Bangladesh’s missing millions

Failure to publish a report stokes a bank-heist scandal

The government claims releasing the report would undermine efforts to retrieve the money

 

Sep 23rd 2016 | DHAKA | THE ECONOMIST
THIS week Bangladesh’s government was scheduled to make public the findings of a probe into one of the most spectacular robberies in modern times: the attempted theft in February of nearly $1 billion from accounts of Bangladesh Bank, the central bank, that were held at the Federal Reserve Bank of New York. In the end, the government chose to keep the report under wraps. On September 21st, a day before the planned release, A.M.A. Muhith, the finance minister, postponed its publication. Mr Muhith said making it public now would undermine efforts to retrieve the $81m that is still missing. Much of the money the thieves managed to prise from Bangladesh Bank ended up in the Philippines. The government is seeking to get it back through negotiation or legal action.

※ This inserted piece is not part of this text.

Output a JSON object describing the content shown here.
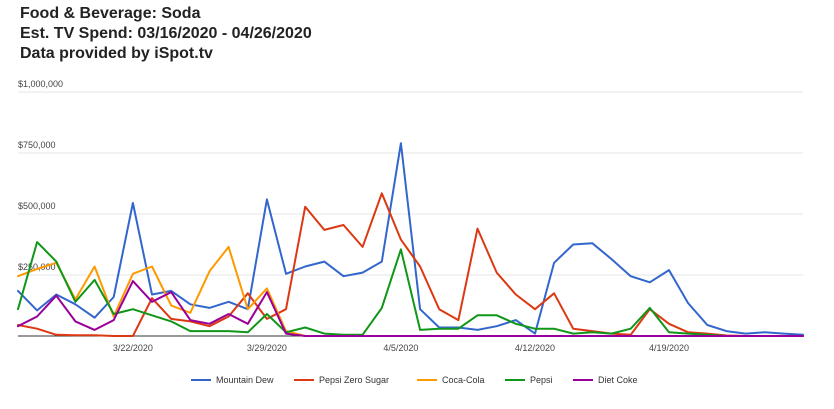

On September 19th a regional court in the Philippines ordered the country’s central bank, which had received a portion of the stolen money, to return $15m. The money is yet to make it to Dhaka; the Bangladeshi government is keen to retrieve the rest from the financial underbelly of the Philippines (much of it flowed through casinos in Manila). The country’s president, Rodrigo Duterte, has promised to help.

The word in Dhaka is that the report was kicked into the long grass because it hinted at a link between Bangladesh Bank employees and the hackers. This is indeed what the report, submitted to Mr Muhith’s ministry in May, had suggested. Yet the finance ministry has consistently blamed outsiders: hackers, the New York Fed and SWIFT, the messaging network for cross-border payments on which the transactions took place.

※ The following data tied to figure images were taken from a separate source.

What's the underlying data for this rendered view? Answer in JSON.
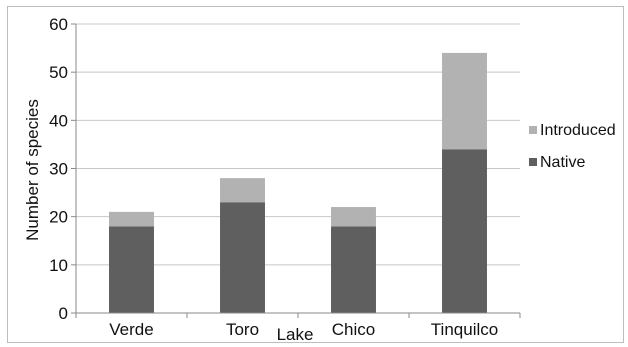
{
  "chart_data": {
    "type": "bar",
    "stacked": true,
    "categories": [
      "Verde",
      "Toro",
      "Chico",
      "Tinquilco"
    ],
    "series": [
      {
        "name": "Native",
        "values": [
          18,
          23,
          18,
          34
        ],
        "color": "#5f5f5f"
      },
      {
        "name": "Introduced",
        "values": [
          3,
          5,
          4,
          20
        ],
        "color": "#b2b2b2"
      }
    ],
    "xlabel": "Lake",
    "ylabel": "Number of species",
    "ylim": [
      0,
      60
    ],
    "yticks": [
      0,
      10,
      20,
      30,
      40,
      50,
      60
    ],
    "grid": true,
    "legend_position": "right"
  }
}
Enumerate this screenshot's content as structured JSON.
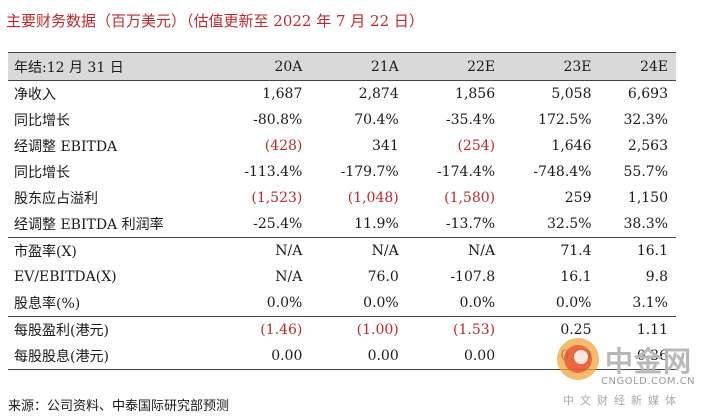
{
  "title": "主要财务数据（百万美元）（估值更新至 2022 年 7 月 22 日）",
  "table": {
    "header": {
      "label": "年结:12 月 31 日",
      "cols": [
        "20A",
        "21A",
        "22E",
        "23E",
        "24E"
      ]
    },
    "rows": [
      {
        "label": "净收入",
        "values": [
          "1,687",
          "2,874",
          "1,856",
          "5,058",
          "6,693"
        ],
        "neg": [
          false,
          false,
          false,
          false,
          false
        ]
      },
      {
        "label": "同比增长",
        "values": [
          "-80.8%",
          "70.4%",
          "-35.4%",
          "172.5%",
          "32.3%"
        ],
        "neg": [
          false,
          false,
          false,
          false,
          false
        ]
      },
      {
        "label": "经调整 EBITDA",
        "values": [
          "(428)",
          "341",
          "(254)",
          "1,646",
          "2,563"
        ],
        "neg": [
          true,
          false,
          true,
          false,
          false
        ]
      },
      {
        "label": "同比增长",
        "values": [
          "-113.4%",
          "-179.7%",
          "-174.4%",
          "-748.4%",
          "55.7%"
        ],
        "neg": [
          false,
          false,
          false,
          false,
          false
        ]
      },
      {
        "label": "股东应占溢利",
        "values": [
          "(1,523)",
          "(1,048)",
          "(1,580)",
          "259",
          "1,150"
        ],
        "neg": [
          true,
          true,
          true,
          false,
          false
        ]
      },
      {
        "label": "经调整 EBITDA 利润率",
        "values": [
          "-25.4%",
          "11.9%",
          "-13.7%",
          "32.5%",
          "38.3%"
        ],
        "neg": [
          false,
          false,
          false,
          false,
          false
        ]
      },
      {
        "label": "市盈率(X)",
        "values": [
          "N/A",
          "N/A",
          "N/A",
          "71.4",
          "16.1"
        ],
        "neg": [
          false,
          false,
          false,
          false,
          false
        ]
      },
      {
        "label": "EV/EBITDA(X)",
        "values": [
          "N/A",
          "76.0",
          "-107.8",
          "16.1",
          "9.8"
        ],
        "neg": [
          false,
          false,
          false,
          false,
          false
        ]
      },
      {
        "label": "股息率(%)",
        "values": [
          "0.0%",
          "0.0%",
          "0.0%",
          "0.0%",
          "3.1%"
        ],
        "neg": [
          false,
          false,
          false,
          false,
          false
        ]
      },
      {
        "label": "每股盈利(港元)",
        "values": [
          "(1.46)",
          "(1.00)",
          "(1.53)",
          "0.25",
          "1.11"
        ],
        "neg": [
          true,
          true,
          true,
          false,
          false
        ]
      },
      {
        "label": "每股股息(港元)",
        "values": [
          "0.00",
          "0.00",
          "0.00",
          "0.00",
          "0.36"
        ],
        "neg": [
          false,
          false,
          false,
          false,
          false
        ]
      }
    ]
  },
  "source": "来源：公司资料、中泰国际研究部预测",
  "watermark": {
    "name": "中金网",
    "url": "CNGOLD.COM.CN",
    "tagline": "中文财经新媒体"
  },
  "colors": {
    "accent": "#c0282d",
    "header_bg": "#d9d9d9"
  }
}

Since the heist became public knowledge through media reports in the Philippines, nearly a month after it happened, two theories have been suggested to explain how the thieves managed to send the New York Fed 35 properly authenticated SWIFT transfer orders. (The Fed executed five, leading to a transfer out of Bangladesh Bank accounts of $101m to the Philippines and Sri Lanka; officials have been able to claw back $20m from the latter.)

The first holds that it was possible to hack into the SWIFT systems at Bangladesh Bank and issue transfer orders without the physical presence of a person inside the central bank. Few find this credible. If it turns out to be possible, it would be worrying for the global payments system: SWIFT covers half of all big cross-border transfers. To issue transfer orders via SWIFT, tight security protocols must be followed, including possession of a physical key (a so-called dongle) to authorise transfer orders, long passwords and biometric access control.

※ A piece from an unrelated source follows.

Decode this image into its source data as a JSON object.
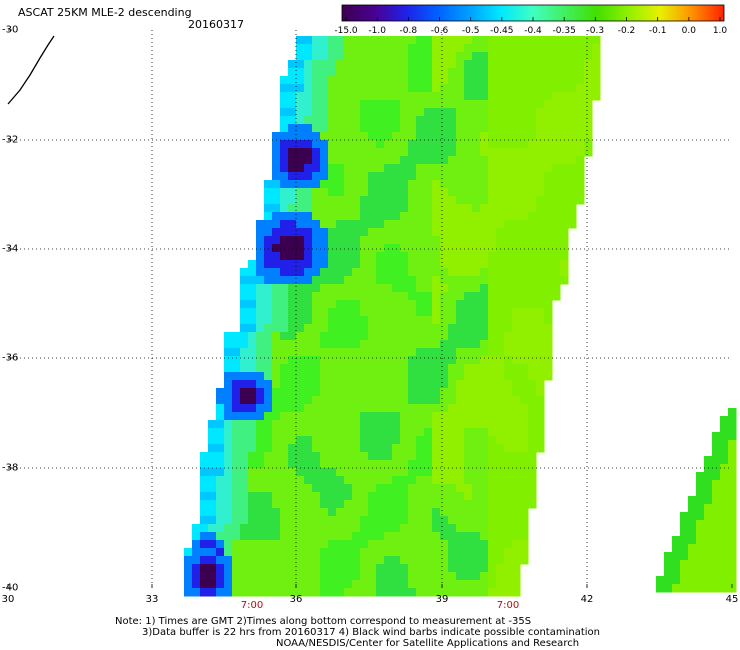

The other view—not favoured by the finance ministry or Bangladesh Bank—holds that physical presence at the SWIFT terminals within Bangladesh Bank was required to issue the transfer orders and that the heist must therefore have been at least partly an inside job: a collaboration of hackers and central-bank employees or other individuals who had access to the central bank’s terminals.

This is the line of inquiry that Bangladesh’s sleuths are pursuing while the politicians stonewall. Bangladesh police’s Criminal Investigation Department (CID) reckons SWIFT staff or consultants who installed the central bank’s systems had a hand in the theft (or were at least negligent); SWIFT denies this. The CID’s attempts to arrange a tête-à-tête in Dhaka with these individuals—Indian and Sri Lankan nationals—have been unsuccessful. The search for the elusive robbers continues.